Poplar

poplar

Poplar Cottage on its original site before dismantling in 1982.
Poplar Cottage reconstructed at the Museum.
Dismantled 1982 — Reconstructed 1999

This building was probably the home of a landless labourer, possibly a craftsman. It was built in the mid-17th century on the edge of Washington Common. It has one heated room, and the fireplace is in a smoke bay, an early form of chimney.

Regional map Poplar Cottage


Further information about Poplar Cottage


Poplar Cottage cannot be precisely dated but from the style and details of its construction it was probably built in the mid 17th century, or possibly a little earlier. It occupied a small plot of land on the southern edge of the common at Washington, near Steyning.

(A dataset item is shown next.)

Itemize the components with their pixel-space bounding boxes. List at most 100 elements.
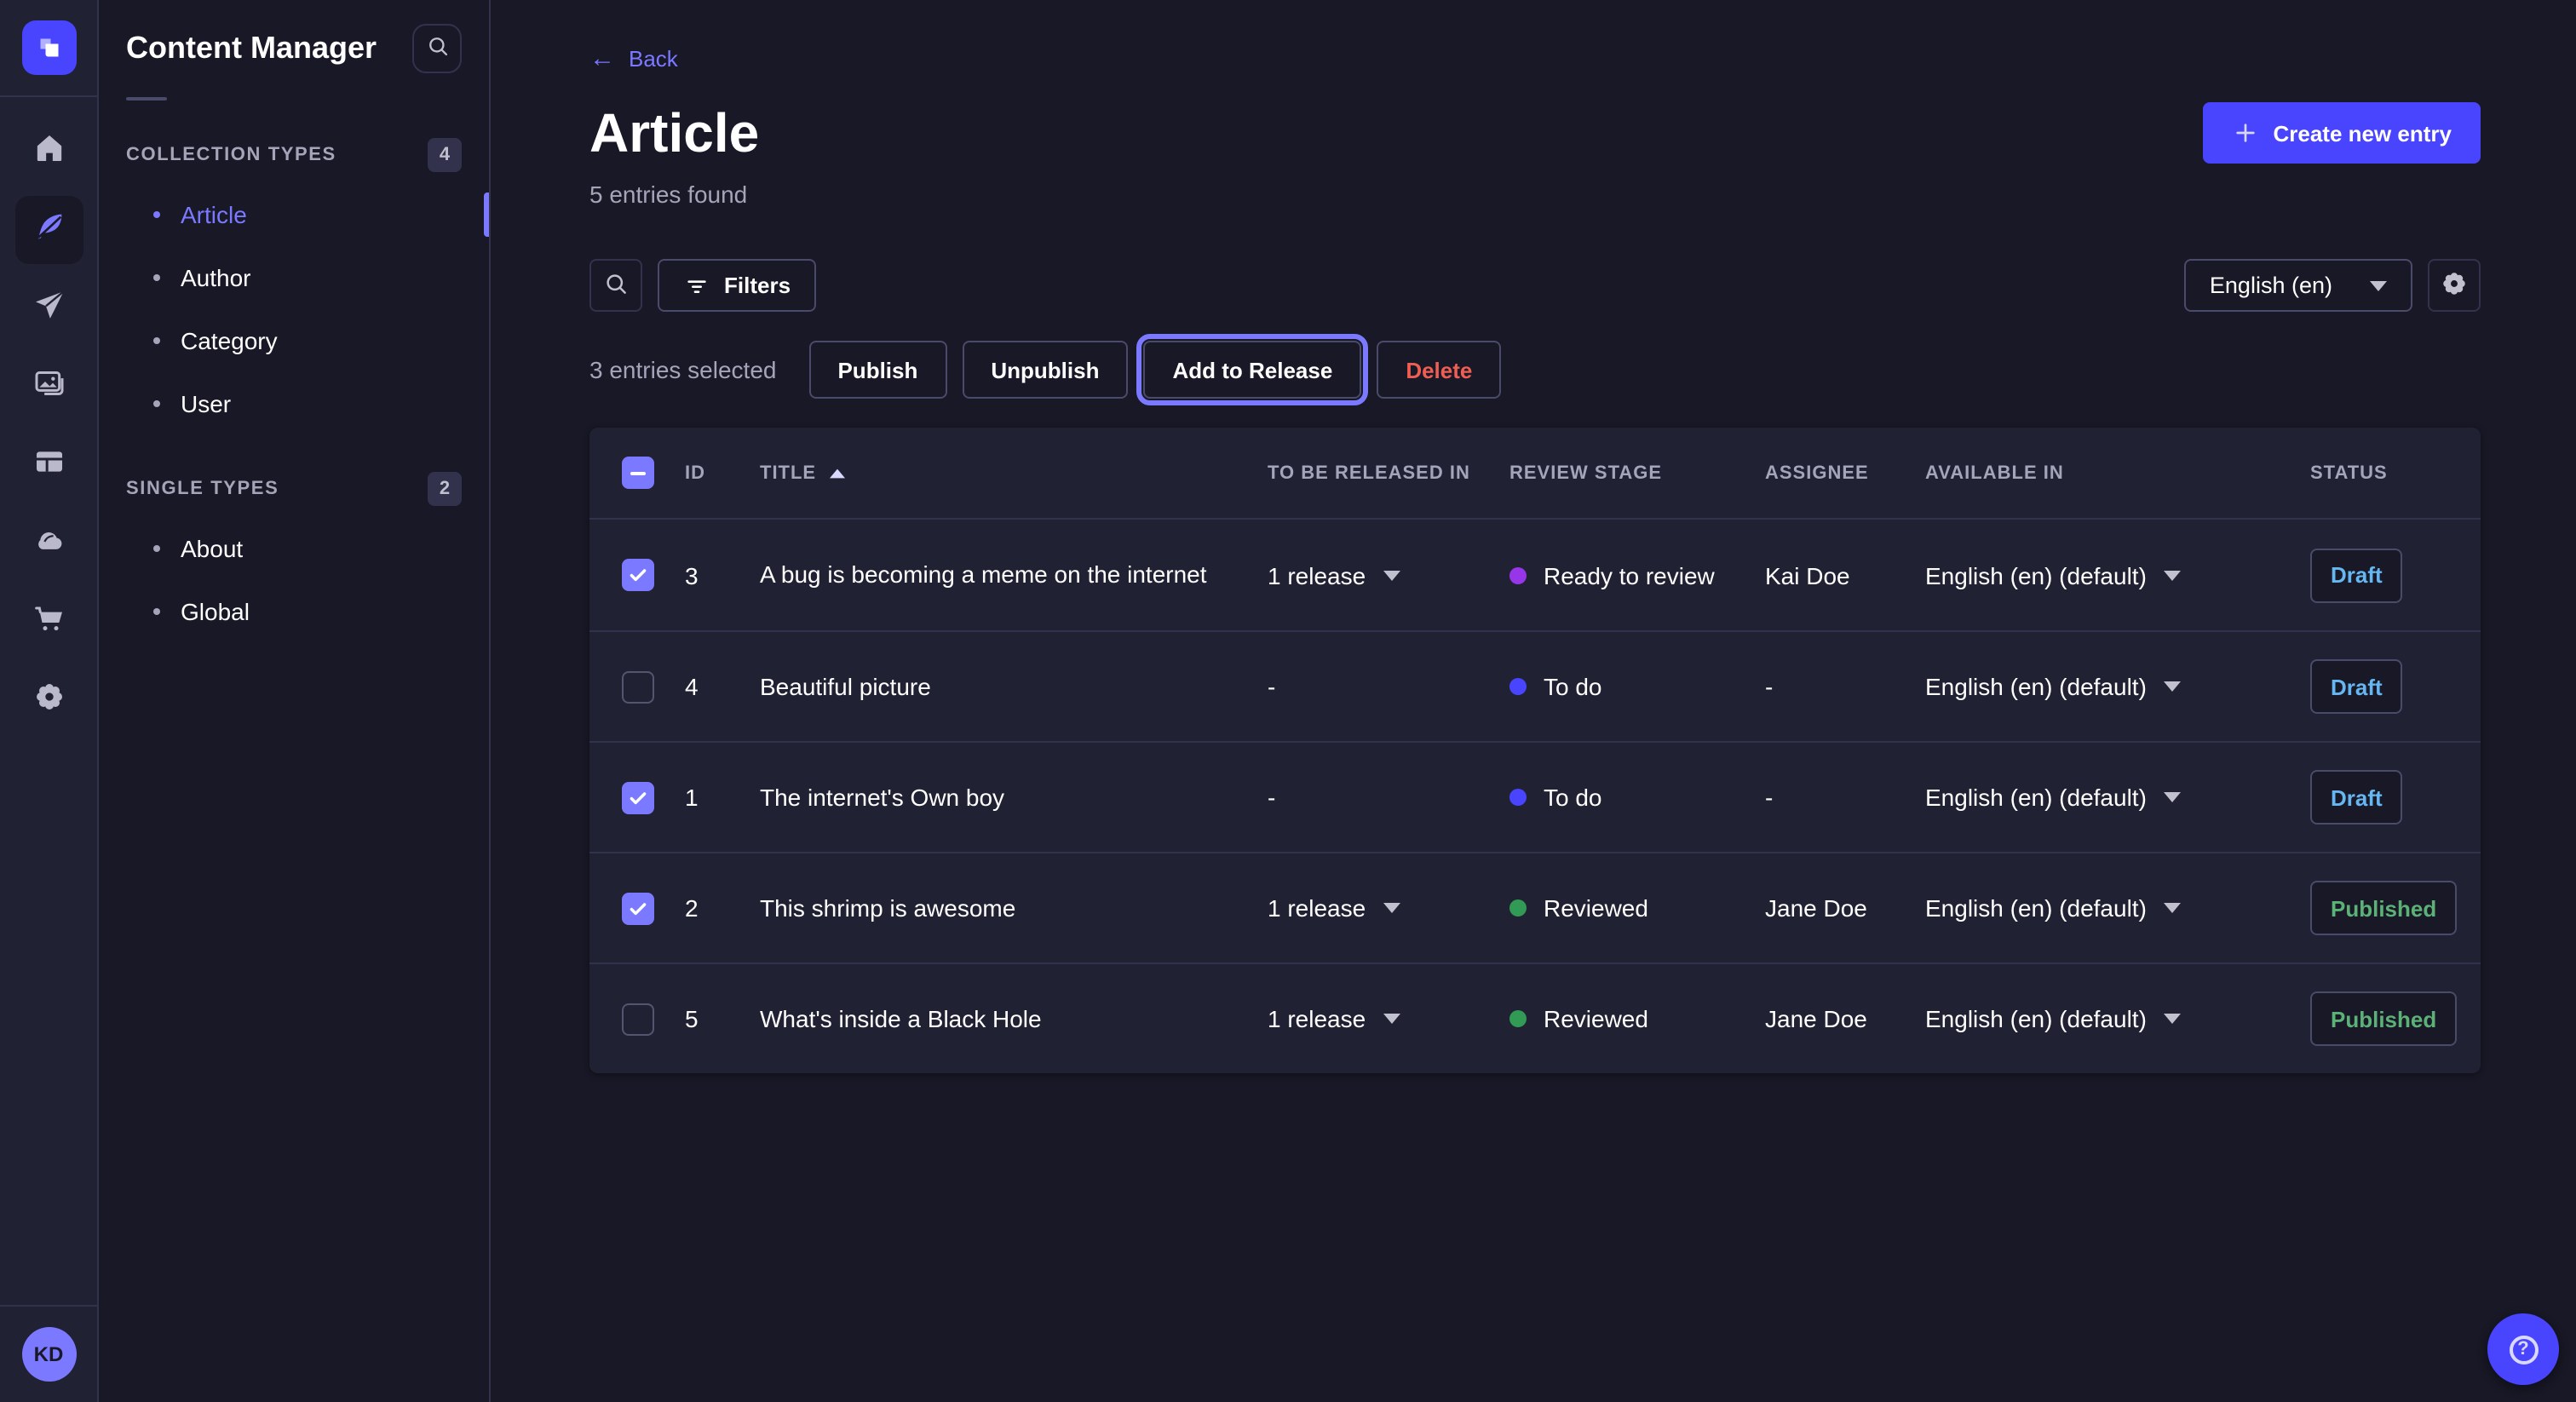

Archaeology carried out after the building was dismantled showed that there had not been a previous building on the same site. Encroachments on ‘waste’ — usually the edges of roads or commons — became widespread during the period c1580–1650. Such encroachments were sometimes made with manorial approval, but in other cases were illegal and had to be removed. They were the consequence of the pressure on land due to demographic growth and the increasing proportion of the rural population dependant on wages. Cottages like Poplar were the homes of landless or near-landless husbandmen, labourers and craftsmen, for whom the commons were an important resource, if only to pasture a cow or gather fuel.

In plan the building has two rooms on the ground floor and two chambers above. Only one room is heated, and this would probably have been called the hall. The second ground floor room would have been used as a service room and was perhaps referred to as the ‘shop’, while the two upstairs rooms would have been used as bedrooms.

Instead of a chimney, the fire burns in a ‘smoke bay’ at the gable end of the cottage. In this arrangement, a small bay about four feet long contains the smoke from the fire. It was an intermediate stage  of development between the open hall, in buildings such as Bayleaf [12] and full chimneys in houses like Pendean. Smoke bays were first identified by researchers in Surrey and are common in 16th and 17th century houses in the Weald and Downland region.

In the 18th century a brick and stone chimney was built within the smoke bay and an outshot was added to the back of the building, but otherwise the pattern of life in the cottage must have remained much the same for more than three hundred years.